Azilect drug is advertised as particularly beneficial for maintaining adequate amounts of Dopamine in the brain. This is an important neurotransmitter that plays several important roles in humans, including in movement coordination, memory, behavior, cognition, learning capacity, attention and mood. This drug is advertised as a way to maintain normal mobility in people who suffer from this neurodegenerative disorder, a common consequence of developing such a disease. Mobility impairment may manifest in the as slowness, tremor, stiffness, and/or trouble walking.
Azilect is specially designed for adults and can be administered as initial monotherapy or as adjunct therapy to levodopa (a common medication in Parkinson’s disease). It can be used as a stand-alone treatment (in early Parkinson’s disease) or with other medication when the disease is more advanced. The product is classified as a MAO-B inhibitor enhancing Dopamine levels.
1) What is Azilect?
Azilect is the brand name under which the single active ingredient called Rasagiline is marketed. An Azilect generic product seems to have been approved by the FDA, while other brands also commercialize products based on this chemical.

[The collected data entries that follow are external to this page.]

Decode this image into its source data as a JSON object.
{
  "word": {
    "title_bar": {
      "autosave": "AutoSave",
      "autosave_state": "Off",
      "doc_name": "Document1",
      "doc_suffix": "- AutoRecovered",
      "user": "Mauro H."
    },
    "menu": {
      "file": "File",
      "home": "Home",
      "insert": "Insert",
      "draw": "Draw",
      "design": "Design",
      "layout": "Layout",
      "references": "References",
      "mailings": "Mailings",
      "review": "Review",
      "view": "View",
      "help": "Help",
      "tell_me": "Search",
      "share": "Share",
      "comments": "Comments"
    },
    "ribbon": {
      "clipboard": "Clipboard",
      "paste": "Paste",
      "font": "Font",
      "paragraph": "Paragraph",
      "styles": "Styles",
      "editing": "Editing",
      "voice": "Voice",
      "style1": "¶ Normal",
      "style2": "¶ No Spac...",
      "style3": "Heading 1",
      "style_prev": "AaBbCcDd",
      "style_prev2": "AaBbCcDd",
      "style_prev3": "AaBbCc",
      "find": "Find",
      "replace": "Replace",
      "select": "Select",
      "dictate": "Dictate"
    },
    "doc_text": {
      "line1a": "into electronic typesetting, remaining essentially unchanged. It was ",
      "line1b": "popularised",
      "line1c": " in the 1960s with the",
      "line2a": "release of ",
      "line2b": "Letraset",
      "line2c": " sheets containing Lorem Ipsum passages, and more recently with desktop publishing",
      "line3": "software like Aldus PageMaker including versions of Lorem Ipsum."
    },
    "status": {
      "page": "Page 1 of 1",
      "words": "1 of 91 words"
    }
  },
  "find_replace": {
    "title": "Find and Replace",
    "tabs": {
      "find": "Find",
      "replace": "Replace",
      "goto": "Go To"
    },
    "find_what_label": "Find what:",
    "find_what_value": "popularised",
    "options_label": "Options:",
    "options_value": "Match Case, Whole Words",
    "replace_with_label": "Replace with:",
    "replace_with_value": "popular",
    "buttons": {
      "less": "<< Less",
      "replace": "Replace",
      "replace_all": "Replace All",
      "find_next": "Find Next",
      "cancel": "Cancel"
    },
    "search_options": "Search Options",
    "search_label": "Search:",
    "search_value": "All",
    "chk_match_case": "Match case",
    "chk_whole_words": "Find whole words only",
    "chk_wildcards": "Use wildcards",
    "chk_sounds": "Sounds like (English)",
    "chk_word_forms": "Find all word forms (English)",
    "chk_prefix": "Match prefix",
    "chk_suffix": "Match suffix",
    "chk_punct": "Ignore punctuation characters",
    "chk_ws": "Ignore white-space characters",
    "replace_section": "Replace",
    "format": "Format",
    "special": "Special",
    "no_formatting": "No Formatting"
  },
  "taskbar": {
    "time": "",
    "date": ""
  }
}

This compound is an irreversible monoamine oxidase type-B inhibitor (MAO-B). It is a common treatment prescribed for Parkinson’s disease. This condition is a chronic and progressive disorder known to be caused by reduced Dopamine levels in the brain. Rasagiline is also researched as a treatment for another neurodegenerative disorder called Alzheimer’s disease. The main advertised benefits of this inhibitor target enhancing memory, including in people who suffer from age-related memory decline, enhancing mood and increasing learning ability. Some of the most significant and severe symptoms of the disease involve incontrolable movement. These symptoms may manifest as shakiness, slowness, stiffness and even difficulty in walking. Azilect (Rasagiline) is capable to inhibit the action of the MAO-B enzyme which is responsible for the breaking down of Dopamine. This way, the neurotransmitter is able to enter the BBB (blood-brain barrier) and to accomplish its many important roles including in maintaining proper coordination and mobility.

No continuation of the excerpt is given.